The state’s attempt to take control of the collection came despite its acknowledgement that REA had saved it from potential embarrassment with its phone call in late 2007, instructing the state that the items it had seized were likely fakes.
Two months later, many of the 148 lots taken up by the Stracher collection were sold in the company’s annual catalog auction. By this time, Lifson claims the saga had diverted REA from “devoting its full time and resources to the remainder of the Spring 2008 auction, therefore reducing its overall profit”.
After the auction, REA sent the state a check for $315,590 representing items sold in the REA catalog and SC Gaynor, which had liquidated a smaller part of the collection, sent another for $3576.96. The unsold memorabilia was also shipped to the state, which had begun to seize the Strachers’ financial assets.
In March of this year, the Strachers signed a consent order with the state admitting the memorabilia had been acquired through illegal means. Lifson said he was never made aware of the consent order and that the Strachers admission constituted a breach of contract since the consignment agreement included Bill Stracher’s signature promising that he had legal ownership of the items. In fact, since the items had been purchased with laundered funds, Stracher was admitting he didn’t legally own them when he consigned them to REA.
Court papers obtained by Sports Collectors Daily state that “REA was forced to spend many hours of time and expense on litigating the issues created by the Defendants, thereby reducing REA’s profit on the sale of the Stracher Collection.”
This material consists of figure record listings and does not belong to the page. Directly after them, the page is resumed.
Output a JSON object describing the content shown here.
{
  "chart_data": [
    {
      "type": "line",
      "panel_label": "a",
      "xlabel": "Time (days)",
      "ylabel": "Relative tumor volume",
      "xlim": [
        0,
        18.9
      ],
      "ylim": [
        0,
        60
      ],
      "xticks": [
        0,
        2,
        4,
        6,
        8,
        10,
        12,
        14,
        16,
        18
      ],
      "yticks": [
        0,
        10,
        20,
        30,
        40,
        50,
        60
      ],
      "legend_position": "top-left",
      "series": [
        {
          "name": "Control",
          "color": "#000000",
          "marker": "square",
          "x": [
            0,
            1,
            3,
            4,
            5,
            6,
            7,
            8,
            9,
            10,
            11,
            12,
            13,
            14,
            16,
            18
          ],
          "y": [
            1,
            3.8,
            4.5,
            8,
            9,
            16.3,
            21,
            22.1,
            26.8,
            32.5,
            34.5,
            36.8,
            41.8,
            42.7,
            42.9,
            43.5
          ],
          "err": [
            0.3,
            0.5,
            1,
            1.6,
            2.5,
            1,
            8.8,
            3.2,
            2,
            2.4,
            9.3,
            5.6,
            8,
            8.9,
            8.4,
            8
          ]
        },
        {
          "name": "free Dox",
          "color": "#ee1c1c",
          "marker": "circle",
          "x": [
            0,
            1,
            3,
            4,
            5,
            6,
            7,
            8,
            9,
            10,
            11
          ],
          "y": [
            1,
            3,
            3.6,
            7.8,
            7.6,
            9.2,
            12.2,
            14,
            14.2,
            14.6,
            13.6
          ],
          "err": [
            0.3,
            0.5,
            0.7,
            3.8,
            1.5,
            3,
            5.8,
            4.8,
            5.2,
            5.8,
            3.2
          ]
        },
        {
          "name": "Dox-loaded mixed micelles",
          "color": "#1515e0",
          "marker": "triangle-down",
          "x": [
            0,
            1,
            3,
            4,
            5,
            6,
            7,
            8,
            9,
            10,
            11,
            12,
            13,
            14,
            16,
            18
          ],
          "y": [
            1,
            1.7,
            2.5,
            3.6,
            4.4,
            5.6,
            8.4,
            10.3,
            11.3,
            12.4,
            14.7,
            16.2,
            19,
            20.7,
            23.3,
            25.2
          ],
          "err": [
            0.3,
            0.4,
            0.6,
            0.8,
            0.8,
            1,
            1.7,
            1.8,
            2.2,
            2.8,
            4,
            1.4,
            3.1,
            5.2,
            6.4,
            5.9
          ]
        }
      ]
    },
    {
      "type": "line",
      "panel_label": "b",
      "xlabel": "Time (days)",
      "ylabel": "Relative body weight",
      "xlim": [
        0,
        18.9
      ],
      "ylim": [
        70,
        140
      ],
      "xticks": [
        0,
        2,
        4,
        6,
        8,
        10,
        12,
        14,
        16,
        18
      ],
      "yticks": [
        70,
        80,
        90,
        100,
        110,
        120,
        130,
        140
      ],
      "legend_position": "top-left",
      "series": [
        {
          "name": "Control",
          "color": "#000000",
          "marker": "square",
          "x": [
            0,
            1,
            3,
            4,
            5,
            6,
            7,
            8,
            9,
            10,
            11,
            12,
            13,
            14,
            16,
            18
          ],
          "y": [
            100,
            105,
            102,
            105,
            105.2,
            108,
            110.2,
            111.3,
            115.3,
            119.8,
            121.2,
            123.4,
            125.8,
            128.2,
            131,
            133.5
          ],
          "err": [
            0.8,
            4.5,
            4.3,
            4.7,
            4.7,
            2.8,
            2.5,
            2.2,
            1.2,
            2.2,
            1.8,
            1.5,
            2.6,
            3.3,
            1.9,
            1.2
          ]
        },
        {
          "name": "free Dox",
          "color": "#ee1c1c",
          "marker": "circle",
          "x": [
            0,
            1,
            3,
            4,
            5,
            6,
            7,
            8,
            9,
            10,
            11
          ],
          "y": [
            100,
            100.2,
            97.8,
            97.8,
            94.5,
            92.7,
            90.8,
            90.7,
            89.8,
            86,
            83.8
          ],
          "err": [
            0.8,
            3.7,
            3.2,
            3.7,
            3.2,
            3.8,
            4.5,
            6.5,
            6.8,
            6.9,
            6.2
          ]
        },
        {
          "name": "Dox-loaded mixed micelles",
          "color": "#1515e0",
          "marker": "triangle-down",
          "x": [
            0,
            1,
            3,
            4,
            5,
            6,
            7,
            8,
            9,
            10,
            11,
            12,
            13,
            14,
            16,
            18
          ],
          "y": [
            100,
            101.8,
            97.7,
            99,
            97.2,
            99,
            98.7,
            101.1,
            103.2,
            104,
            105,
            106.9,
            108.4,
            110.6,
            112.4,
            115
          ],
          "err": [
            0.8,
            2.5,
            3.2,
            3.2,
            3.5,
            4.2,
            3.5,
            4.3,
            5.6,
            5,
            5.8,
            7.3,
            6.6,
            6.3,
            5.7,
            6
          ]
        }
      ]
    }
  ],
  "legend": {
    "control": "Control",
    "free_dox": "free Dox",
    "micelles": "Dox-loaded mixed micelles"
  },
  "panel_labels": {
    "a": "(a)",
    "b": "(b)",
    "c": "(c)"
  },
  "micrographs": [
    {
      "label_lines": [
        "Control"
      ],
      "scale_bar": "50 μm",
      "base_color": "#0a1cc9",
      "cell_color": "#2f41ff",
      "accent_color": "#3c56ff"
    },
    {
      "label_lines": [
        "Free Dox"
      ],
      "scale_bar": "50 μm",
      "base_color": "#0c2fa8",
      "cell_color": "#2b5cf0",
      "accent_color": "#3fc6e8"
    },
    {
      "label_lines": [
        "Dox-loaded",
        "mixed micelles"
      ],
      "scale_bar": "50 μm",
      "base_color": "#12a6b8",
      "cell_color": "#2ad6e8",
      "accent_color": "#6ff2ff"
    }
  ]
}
While REA profited from the consignment fees associated with the sale of the large collection, Lifson claims he had spent much more than that amount in legal fees in an effort to prove the state was overstepping its bounds in attempting to take over the sale of the collection.
On April 21, REA attorney Barry Kozyra sent the Strachers’ attorney a letter offering to settle its claims for $80,000 to cover costs associated with defending its rights under the consignment agreement, but the offer was not accepted and last week, REA filed the civil lawsuit in Superior Court, Somerset County, New Jersey.